Nous continuons encore. C'est long de relier la place d'Italie aux Invalides. Nous sommes nombreux, très nombreux. Mais la détermination reste intacte. Un peu avant les Invalides, nous arrêtons et regagnons nos cars.
Nous étions nombreux, très nombreux. Et pourtant les médias n'ont parlé que d'une chose : des casseurs. Les téléspectateurs n'ont vu que des vitrines brisées en pagaille, des affrontements avec les CRS, mais rien des centaines de milliers de manifestants venus de toute la France, rien des slogans, rien de la détermination, rien des manifs en province ...

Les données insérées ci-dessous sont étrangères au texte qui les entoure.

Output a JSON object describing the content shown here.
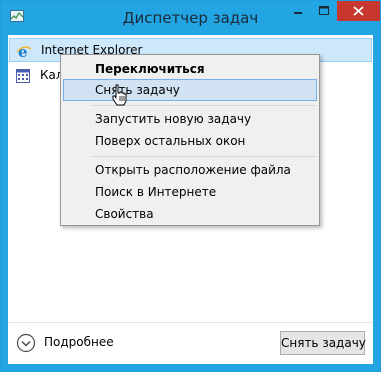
{
  "window": {
    "title": "Диспетчер задач"
  },
  "processes": [
    {
      "label": "Internet Explorer",
      "icon": "internet-explorer-icon",
      "selected": true
    },
    {
      "label": "Кал",
      "icon": "calendar-icon",
      "selected": false
    }
  ],
  "context_menu": {
    "items": [
      {
        "label": "Переключиться",
        "bold": true
      },
      {
        "label": "Снять задачу",
        "hover": true
      },
      {
        "label": "Запустить новую задачу"
      },
      {
        "label": "Поверх остальных окон"
      },
      {
        "label": "Открыть расположение файла"
      },
      {
        "label": "Поиск в Интернете"
      },
      {
        "label": "Свойства"
      }
    ]
  },
  "footer": {
    "details_label": "Подробнее",
    "end_task_label": "Снять задачу"
  },
  "colors": {
    "title_bar": "#23a4e3",
    "close_button": "#c7372f",
    "selection": "#cde8fb",
    "menu_hover": "#d1e2f2"
  }
}
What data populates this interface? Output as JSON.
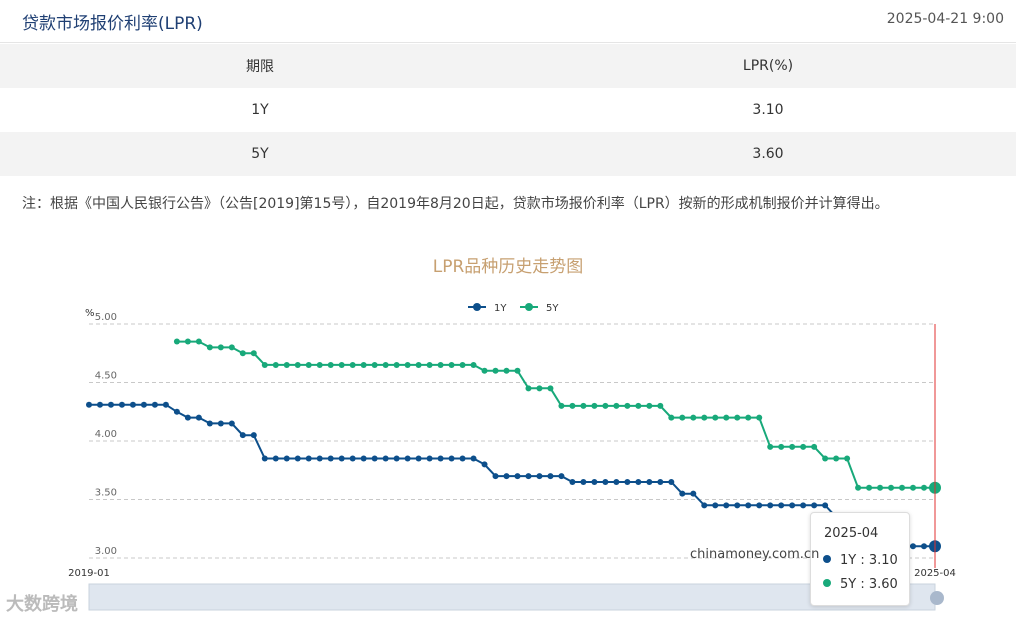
{
  "header": {
    "title": "贷款市场报价利率(LPR)",
    "timestamp": "2025-04-21 9:00"
  },
  "table": {
    "headers": [
      "期限",
      "LPR(%)"
    ],
    "rows": [
      [
        "1Y",
        "3.10"
      ],
      [
        "5Y",
        "3.60"
      ]
    ]
  },
  "note": "注：根据《中国人民银行公告》（公告[2019]第15号），自2019年8月20日起，贷款市场报价利率（LPR）按新的形成机制报价并计算得出。",
  "chart_data": {
    "type": "line",
    "title": "LPR品种历史走势图",
    "ylabel": "%",
    "ylim": [
      3.0,
      5.0
    ],
    "yticks": [
      "5.00",
      "4.50",
      "4.00",
      "3.50",
      "3.00"
    ],
    "x_start_label": "2019-01",
    "x_end_label": "2025-04",
    "legend": "top-center",
    "grid": "dashed horizontal",
    "series": [
      {
        "name": "1Y",
        "color": "#0d4f8b",
        "values": [
          4.31,
          4.31,
          4.31,
          4.31,
          4.31,
          4.31,
          4.31,
          4.31,
          4.25,
          4.2,
          4.2,
          4.15,
          4.15,
          4.15,
          4.05,
          4.05,
          3.85,
          3.85,
          3.85,
          3.85,
          3.85,
          3.85,
          3.85,
          3.85,
          3.85,
          3.85,
          3.85,
          3.85,
          3.85,
          3.85,
          3.85,
          3.85,
          3.85,
          3.85,
          3.85,
          3.85,
          3.8,
          3.7,
          3.7,
          3.7,
          3.7,
          3.7,
          3.7,
          3.7,
          3.65,
          3.65,
          3.65,
          3.65,
          3.65,
          3.65,
          3.65,
          3.65,
          3.65,
          3.65,
          3.55,
          3.55,
          3.45,
          3.45,
          3.45,
          3.45,
          3.45,
          3.45,
          3.45,
          3.45,
          3.45,
          3.45,
          3.45,
          3.45,
          3.35,
          3.35,
          3.35,
          3.1,
          3.1,
          3.1,
          3.1,
          3.1,
          3.1,
          3.1
        ]
      },
      {
        "name": "5Y",
        "color": "#18a97a",
        "values": [
          null,
          null,
          null,
          null,
          null,
          null,
          null,
          null,
          4.85,
          4.85,
          4.85,
          4.8,
          4.8,
          4.8,
          4.75,
          4.75,
          4.65,
          4.65,
          4.65,
          4.65,
          4.65,
          4.65,
          4.65,
          4.65,
          4.65,
          4.65,
          4.65,
          4.65,
          4.65,
          4.65,
          4.65,
          4.65,
          4.65,
          4.65,
          4.65,
          4.65,
          4.6,
          4.6,
          4.6,
          4.6,
          4.45,
          4.45,
          4.45,
          4.3,
          4.3,
          4.3,
          4.3,
          4.3,
          4.3,
          4.3,
          4.3,
          4.3,
          4.3,
          4.2,
          4.2,
          4.2,
          4.2,
          4.2,
          4.2,
          4.2,
          4.2,
          4.2,
          3.95,
          3.95,
          3.95,
          3.95,
          3.95,
          3.85,
          3.85,
          3.85,
          3.6,
          3.6,
          3.6,
          3.6,
          3.6,
          3.6,
          3.6,
          3.6
        ]
      }
    ],
    "tooltip": {
      "date": "2025-04",
      "entries": [
        {
          "name": "1Y",
          "value": "3.10",
          "color": "#0d4f8b"
        },
        {
          "name": "5Y",
          "value": "3.60",
          "color": "#18a97a"
        }
      ]
    }
  },
  "watermarks": {
    "site": "chinamoney.com.cn",
    "brand": "大数跨境"
  }
}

Les manifestants et ceux qui les soutiennent ne laisseront pas casser leur lutte contre la loi Travail. Déjà ce matin, jeudi, les Havrais distribuaient des tracts aux portes du Havre. Pour les actions de la semaine prochaine.
Mais j'en suis persuadée. Il ne suffit plus de désigner la responsabilité du gouvernement socialiste et de Hollande, serviteurs du Medef. Il faut mettre en accusation ceux qui se cachent derrère eux et que personne n'accuse : la Commission européenne et les conseils européens qui acceptent tout de la commission et du responsable de celle-ci, Jean-Claude Juncker, les mêmes qui mettent la Grèce à genoux.